If we can ssh from the master to the backup, we proceed similarly:
master$ hg clone /var/lib/wikidir ssh://[email protected]//backup/wiki
Patch it to your needs, this example creates the new directory named /backup/wiki
. As above, note two slashes, if you replace them with one, $HOME/backup/wiki
will be created. And again, make an alias in .hg/hgrc
:
[paths]
backup = ssh://[email protected]//backup/wiki
Whichever command you used, /backup/wiki
should now contain only .hg
directory.
This is probably preferable for backup, but would you want to unpack the wiki files, just
backup$ cd /backup/wiki
backup$ hg update
(you can safely remove them later with brutal rm -rf *
, just leave .hg
). Whether they are unpacked, or not, you can try commands like
backup$ cd /backup/wiki
backup$ hg log
backup$ hg status
Commiting updates
So far we just imported and copied single version. Let's now configure our system to commit the changes. This is just a matter of writing the following shell script:
#!/bin/bash
cd /var/lib/wikidir
hg addremove
hg commit -m "Automatical backup"
and configuring it to be run at regular intervals (I do it every early morning) - from cron. Remember to configure it so it runs from the files (and repository) owner account. People preferences vary (anacron, cron.d, ....), here is the simple and safe solution:
$ sudo -u wikiuser crontab -e
and write:
4 5 * * * /path/to/wikibackupscript
The Mercurial commands used above have the following meaning: addremove
marks newly added files to be added by the next commit, and marks deleted files (on disk) for removal. commit
performs the actual commit to the repository.
Copying updates
The final step is to ensure updates are copied between machines.
If we are ssh
-ing from the backup to the master, we just need to run
hg --cwd /backup/wiki pull master
at regular intervals.
Obvious solution is to run it from cron (on the backup machine, using account which owns /backup/wiki
and is able to ssh to the master). One would usually configure it to run an hour or two after
the commiting script runs.
The pull
command grabs all new changesets from the remote repository (master) and saves them to the local .hg
. Use pull --update
if you want to update checked out copy to the newest version.
If we are ssh
-ing from master to backup, the simplest method is to extend the already written wikibackupscript (the one which addremoves and commits) with
hg push --force backup
Alternatively, spawn from cron
hg --cwd /var/lib/wikidir push --force backup
Final words
Nothing forces you to stick with just two repositories. Would you like to, you can create more clones (cloning either from production, or from backup, as you like, pulling automatically or manually) - for example, to test MoinMoin upgrade procedure, or to run development copy for plugin testing.

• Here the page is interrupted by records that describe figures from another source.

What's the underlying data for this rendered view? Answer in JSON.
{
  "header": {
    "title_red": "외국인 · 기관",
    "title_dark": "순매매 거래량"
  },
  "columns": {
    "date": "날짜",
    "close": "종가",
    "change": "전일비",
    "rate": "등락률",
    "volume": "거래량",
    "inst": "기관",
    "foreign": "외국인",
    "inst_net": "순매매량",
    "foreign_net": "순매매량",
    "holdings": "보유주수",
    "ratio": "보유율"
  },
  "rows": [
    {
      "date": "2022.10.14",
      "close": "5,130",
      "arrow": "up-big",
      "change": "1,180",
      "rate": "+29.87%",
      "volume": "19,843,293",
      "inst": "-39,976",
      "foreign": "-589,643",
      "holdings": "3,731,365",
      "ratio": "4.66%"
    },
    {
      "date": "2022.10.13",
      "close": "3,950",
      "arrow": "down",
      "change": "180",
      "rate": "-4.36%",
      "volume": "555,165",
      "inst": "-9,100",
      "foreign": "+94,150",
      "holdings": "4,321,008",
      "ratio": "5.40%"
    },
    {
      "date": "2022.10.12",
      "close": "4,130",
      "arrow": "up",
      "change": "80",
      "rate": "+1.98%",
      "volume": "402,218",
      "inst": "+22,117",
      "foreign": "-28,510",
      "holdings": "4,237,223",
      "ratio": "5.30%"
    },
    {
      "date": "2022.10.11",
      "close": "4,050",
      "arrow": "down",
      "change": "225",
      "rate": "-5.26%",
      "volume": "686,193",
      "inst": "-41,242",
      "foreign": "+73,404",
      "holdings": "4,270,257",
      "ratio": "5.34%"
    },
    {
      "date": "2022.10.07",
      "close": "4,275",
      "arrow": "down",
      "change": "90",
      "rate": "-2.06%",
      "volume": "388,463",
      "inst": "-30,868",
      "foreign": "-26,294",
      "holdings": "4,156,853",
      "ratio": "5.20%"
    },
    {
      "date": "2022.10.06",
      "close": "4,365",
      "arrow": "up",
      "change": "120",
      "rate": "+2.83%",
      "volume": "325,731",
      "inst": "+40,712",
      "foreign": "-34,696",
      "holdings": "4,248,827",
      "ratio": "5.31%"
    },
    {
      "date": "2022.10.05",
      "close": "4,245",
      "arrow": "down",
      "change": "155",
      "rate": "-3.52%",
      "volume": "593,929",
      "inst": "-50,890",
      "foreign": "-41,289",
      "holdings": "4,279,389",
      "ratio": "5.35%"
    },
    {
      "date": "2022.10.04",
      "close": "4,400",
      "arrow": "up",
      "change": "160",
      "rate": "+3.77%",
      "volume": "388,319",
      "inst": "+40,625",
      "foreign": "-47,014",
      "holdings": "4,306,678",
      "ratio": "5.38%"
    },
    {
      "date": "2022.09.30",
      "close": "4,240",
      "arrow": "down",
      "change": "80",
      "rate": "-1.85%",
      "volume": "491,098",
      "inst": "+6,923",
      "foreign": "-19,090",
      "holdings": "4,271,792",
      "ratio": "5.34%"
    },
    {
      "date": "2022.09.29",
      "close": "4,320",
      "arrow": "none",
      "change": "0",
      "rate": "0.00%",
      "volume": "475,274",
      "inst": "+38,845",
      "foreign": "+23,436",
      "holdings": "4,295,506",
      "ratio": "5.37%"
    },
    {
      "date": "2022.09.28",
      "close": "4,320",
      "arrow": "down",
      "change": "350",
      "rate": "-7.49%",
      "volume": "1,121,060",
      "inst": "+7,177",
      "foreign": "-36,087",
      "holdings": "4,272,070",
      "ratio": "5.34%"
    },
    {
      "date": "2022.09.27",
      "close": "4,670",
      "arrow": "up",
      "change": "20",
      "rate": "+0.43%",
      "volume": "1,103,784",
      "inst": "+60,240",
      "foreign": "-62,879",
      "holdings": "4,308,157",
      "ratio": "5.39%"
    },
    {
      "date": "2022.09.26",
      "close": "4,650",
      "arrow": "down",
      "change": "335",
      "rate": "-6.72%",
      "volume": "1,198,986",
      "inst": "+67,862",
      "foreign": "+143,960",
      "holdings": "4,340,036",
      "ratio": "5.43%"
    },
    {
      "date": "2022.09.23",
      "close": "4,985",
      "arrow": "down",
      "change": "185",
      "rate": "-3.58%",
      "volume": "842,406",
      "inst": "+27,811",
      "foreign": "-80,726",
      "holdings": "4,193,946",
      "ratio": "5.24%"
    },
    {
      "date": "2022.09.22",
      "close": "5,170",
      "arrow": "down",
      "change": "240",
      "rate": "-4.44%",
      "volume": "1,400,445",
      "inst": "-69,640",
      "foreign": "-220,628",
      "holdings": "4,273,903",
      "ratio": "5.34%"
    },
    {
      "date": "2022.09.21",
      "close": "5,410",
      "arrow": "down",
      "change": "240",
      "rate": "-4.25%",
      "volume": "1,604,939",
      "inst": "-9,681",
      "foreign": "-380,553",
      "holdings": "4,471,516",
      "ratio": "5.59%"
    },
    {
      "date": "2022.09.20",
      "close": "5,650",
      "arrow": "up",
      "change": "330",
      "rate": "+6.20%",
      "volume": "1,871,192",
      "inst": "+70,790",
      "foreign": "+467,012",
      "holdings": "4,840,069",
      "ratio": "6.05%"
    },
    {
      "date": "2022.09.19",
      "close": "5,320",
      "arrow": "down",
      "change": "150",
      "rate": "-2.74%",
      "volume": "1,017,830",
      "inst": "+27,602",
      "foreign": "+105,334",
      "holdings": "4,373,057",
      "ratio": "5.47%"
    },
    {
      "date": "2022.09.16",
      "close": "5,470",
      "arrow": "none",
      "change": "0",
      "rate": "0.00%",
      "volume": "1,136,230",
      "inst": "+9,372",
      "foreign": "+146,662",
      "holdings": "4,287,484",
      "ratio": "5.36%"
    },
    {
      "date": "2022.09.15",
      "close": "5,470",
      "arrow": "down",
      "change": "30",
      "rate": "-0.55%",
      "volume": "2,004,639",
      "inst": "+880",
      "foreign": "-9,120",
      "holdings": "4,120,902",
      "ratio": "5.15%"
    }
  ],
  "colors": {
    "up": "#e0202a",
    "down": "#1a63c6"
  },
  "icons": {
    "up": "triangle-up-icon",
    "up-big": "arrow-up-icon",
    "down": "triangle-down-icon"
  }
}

Having repository version-controlled makes one feel far more comfortable while reconfiguring, rearranging, or upgrading - would anything go wrong, it is always possible to go back.
The same procedure is probably implementable with Git, Bazaar, or Darcs. I recommend Mercurial as it's pull/push commands are not attempting any merges, are not updating the destination dir (unless asked to), and just are not doing anything except copying the new changesets - so they are safe to be used from cron.